2. Addition algorithm: add the same sign, take the same sign, and add the absolute values. For the addition of different symbols, take the sign of the addend with large absolute value, and subtract the sign with small absolute value from the sign with large absolute value. Two opposite numbers add up to 0. Add and subtract a number with 0, and you still get this number.

3. additive commutative law: a+b= b+ a is added, the position of the addend is exchanged, and the sum is unchanged.

4. The law of addition and association: (a+b)+ c = a +(b+ c) three numbers are added, the first two numbers are added first, or the last two numbers are added first, and the sum is unchanged.

5. a? b = a +(? B) Subtracting a number is equal to adding the reciprocal of this number.

(5) rational number multiplication (first determine the sign of the product, and then determine the size of the product)
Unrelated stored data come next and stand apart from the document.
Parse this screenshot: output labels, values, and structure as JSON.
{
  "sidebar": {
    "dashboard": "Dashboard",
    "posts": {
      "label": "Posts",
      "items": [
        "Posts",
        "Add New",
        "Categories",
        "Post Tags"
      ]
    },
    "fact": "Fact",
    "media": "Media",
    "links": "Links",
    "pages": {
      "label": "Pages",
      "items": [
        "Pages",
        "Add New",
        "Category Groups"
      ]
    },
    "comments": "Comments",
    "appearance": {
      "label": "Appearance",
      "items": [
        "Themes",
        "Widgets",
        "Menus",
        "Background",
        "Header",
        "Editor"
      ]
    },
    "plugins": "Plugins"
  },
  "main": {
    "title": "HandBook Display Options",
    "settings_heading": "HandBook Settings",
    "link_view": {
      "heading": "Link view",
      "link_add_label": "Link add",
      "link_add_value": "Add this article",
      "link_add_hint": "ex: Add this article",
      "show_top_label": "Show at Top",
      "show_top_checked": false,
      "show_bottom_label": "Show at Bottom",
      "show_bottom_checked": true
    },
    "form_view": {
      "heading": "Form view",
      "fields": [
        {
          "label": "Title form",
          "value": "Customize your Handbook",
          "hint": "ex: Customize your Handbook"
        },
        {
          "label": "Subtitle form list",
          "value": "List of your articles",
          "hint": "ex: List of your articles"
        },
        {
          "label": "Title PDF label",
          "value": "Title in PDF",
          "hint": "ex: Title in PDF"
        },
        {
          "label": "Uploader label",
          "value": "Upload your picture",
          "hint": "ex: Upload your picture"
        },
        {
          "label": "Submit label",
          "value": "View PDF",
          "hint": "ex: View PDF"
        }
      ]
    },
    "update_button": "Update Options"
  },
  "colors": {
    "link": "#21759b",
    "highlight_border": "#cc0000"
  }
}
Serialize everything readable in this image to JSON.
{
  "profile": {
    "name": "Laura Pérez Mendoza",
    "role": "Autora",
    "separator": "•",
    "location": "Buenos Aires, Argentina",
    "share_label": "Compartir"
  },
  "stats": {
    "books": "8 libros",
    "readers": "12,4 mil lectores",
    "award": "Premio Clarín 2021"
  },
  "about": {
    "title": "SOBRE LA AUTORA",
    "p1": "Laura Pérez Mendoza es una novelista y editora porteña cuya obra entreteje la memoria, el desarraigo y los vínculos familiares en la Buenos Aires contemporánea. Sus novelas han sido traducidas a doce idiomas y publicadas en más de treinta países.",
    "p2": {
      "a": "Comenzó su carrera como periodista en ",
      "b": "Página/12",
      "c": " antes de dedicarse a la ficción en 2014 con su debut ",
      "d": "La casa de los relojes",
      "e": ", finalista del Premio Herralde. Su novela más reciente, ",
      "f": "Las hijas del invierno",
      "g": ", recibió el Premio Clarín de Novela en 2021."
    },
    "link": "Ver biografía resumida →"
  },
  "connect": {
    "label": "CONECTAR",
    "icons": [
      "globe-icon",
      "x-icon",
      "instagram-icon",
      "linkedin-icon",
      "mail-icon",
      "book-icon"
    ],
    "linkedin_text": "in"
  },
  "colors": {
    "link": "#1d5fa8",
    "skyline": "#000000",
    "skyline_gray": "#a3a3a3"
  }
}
1. The same symbol is positive, different symbols are negative, and the absolute values are multiplied. Any number multiplied by 0 is 0.

2. Two numbers whose product is 1 are reciprocal.

3. Multiplicative commutative law: ab= ba

4. Multiplicative associative law: (ab)c = a (b c)

5. Multiplicative distribution law: a(b +c)= a b+ ac.

(6) rational number division

1. First divide and multiply, then sign, and finally find the result.

2. dividing by a number that is not equal to 0 is equal to multiplying the reciprocal of this number.

3. Divide two numbers, the same sign is positive and the different sign is negative, and divide by the absolute value. Divide 0 by any number that is not equal to 0, and you will get 0.

(7) Stand aside

1. The operation of finding the product of n identical factors is called power. Write one. The result of multiplication is called power, a is called base, and n is called exponent. )

2. The odd power of a negative number is negative and the even power of a negative number is positive; Any positive integer power of 0 is 0.

(8) Mixed operations of addition, subtraction, multiplication and division of rational numbers.

1. Multiply first, then multiply and divide, and finally add and subtract.

2. Operate at the same level, from left to right.

3. If there are brackets, do the operation in brackets first, and then follow the brackets, brackets and braces in turn.

(9) Scientific notation, divisor and significant figures.